Her Netflix standup special, Relatable, centered her increasing detachment from modern life, as an excessively rich television executive. When the Times broached the subject of bubbling tabloid rumors that she was often a cruel boss, she shot the questioning down: “The first day [of Ellen] I said: ‘The one thing I want is everyone here to be happy and proud of where they work, and if not, don’t work here.’ No one is going to raise their voice or not be grateful. That’s the rule to this day.” Two years later, however, DeGeneres is facing allegations of a workplace plagued with racism and sexual harassment, from senior producers down. Employees also claimed she’d hired non-union workers to get out of paying them after production shut down and moved to remote filming. Then, on August 17, Variety reported that three senior producers had been fired from the Ellen show following a staff meeting between DeGeneres and her staffers, where she admitted she was “not perfect,” and promised to “come back strong” in the show’s 18th season. But despite the allegations—the admission via firings that Ellen was a deeply troubled institution—celebrity friends rushed to her defense. These included Kevin Hart, whose reputation she helped rehabilitate, or Katy Perry, who said that she’s “only ever had positive takeaways from my time with Ellen.”

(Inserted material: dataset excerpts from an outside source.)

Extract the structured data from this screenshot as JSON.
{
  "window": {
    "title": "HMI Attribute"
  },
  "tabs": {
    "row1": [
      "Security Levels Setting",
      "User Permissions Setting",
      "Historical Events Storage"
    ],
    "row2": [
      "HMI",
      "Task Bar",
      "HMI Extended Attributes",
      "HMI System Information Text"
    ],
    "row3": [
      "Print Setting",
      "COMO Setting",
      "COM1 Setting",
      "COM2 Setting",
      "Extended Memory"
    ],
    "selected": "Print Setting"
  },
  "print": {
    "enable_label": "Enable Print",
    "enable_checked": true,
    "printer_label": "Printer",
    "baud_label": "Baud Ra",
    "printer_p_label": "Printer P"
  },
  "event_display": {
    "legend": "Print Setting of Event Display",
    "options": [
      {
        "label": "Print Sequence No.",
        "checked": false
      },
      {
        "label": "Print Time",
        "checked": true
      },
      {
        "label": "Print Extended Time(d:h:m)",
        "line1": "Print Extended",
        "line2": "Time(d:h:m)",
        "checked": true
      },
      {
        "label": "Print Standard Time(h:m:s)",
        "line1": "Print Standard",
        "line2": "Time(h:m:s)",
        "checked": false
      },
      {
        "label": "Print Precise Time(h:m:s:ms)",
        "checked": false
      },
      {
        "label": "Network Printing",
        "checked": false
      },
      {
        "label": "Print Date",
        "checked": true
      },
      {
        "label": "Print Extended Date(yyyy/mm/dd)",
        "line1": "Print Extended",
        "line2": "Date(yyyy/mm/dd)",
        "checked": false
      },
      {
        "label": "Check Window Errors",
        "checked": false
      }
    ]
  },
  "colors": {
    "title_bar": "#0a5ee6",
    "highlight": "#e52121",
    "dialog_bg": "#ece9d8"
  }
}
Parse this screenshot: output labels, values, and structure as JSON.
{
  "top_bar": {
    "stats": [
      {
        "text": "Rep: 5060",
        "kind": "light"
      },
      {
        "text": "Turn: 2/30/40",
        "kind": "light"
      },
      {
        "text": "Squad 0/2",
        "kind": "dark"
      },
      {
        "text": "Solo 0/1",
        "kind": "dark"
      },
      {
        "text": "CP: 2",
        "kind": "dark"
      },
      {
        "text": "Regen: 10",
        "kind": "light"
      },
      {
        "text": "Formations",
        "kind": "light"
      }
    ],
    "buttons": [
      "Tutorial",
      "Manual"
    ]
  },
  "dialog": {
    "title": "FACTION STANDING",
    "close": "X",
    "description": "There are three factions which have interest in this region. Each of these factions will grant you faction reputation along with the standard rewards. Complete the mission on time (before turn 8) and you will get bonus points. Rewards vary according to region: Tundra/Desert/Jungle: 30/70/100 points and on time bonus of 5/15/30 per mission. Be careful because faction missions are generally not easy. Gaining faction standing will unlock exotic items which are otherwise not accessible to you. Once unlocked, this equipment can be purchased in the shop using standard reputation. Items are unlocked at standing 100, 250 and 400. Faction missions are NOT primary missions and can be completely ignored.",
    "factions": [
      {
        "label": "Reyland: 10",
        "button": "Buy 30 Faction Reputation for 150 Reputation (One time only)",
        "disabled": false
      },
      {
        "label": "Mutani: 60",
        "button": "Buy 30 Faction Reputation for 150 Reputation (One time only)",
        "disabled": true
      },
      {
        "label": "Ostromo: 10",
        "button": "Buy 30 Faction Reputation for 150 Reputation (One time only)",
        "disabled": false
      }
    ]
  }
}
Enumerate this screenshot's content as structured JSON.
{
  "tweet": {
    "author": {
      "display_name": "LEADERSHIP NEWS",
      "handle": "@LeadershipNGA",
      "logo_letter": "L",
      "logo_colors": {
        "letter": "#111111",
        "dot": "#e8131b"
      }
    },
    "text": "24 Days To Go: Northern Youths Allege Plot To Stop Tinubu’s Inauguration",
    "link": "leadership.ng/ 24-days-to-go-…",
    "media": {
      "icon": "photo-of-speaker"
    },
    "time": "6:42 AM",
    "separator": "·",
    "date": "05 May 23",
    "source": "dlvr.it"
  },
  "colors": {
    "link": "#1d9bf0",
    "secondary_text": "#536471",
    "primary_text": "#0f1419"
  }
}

But if celebrities came to Ellen’s defense, citing positive experiences and vague language about friendship, then Ellen herself had perfected the script. Shortly after she was criticized for sitting next to George and Laura Bush at a Cowboys game, DeGeneres turned to the very culture of surface niceness that she’s built. In response to loud criticism, she quipped during a monologue: “People were upset! They thought, ‘Why is a gay Hollywood liberal sitting next to a conservative Republican president?’ Didn’t even notice I’m holding the brand new iPhone 11.” She continued: “When I say, ‘Be kind to one another,’ I don’t mean only the people that think the same way that you do. I mean be kind to everyone.”

Her reaction revealed the contours of her longstanding project of assimilation. After a widely publicized and humiliating cancellation for reasons that were clearly rooted in homophobia, DeGeneres returned to television reborn, a host and spokeswoman as unassuming as her guests, or her clothes. When she does have queer guests on her show, they are usually white and cis, like the Rhodes Bros, gay teens who came out to their dad in a viral video in 2015. For their efforts, she gave them $10,000 as a sign of support.

Unlike Ellen, which was brasher in its foregrounding of gayness, DeGeneres returned to television declaring she would no longer rock the boat. She sits smiling across from A-list celebrities, asking about them about their favorite pedicure spots and snarking on her own public love life. Her politics are blandly liberal and her causes benign. To gain even an ounce of the power she now wields, DeGeneres had to change, to assimilate. She survived mass conservative gay panic only to, in an ironic twist, sell her soul to build a $300 million television empire. That’s clearly payment enough for Hollywood to see her through the next crisis.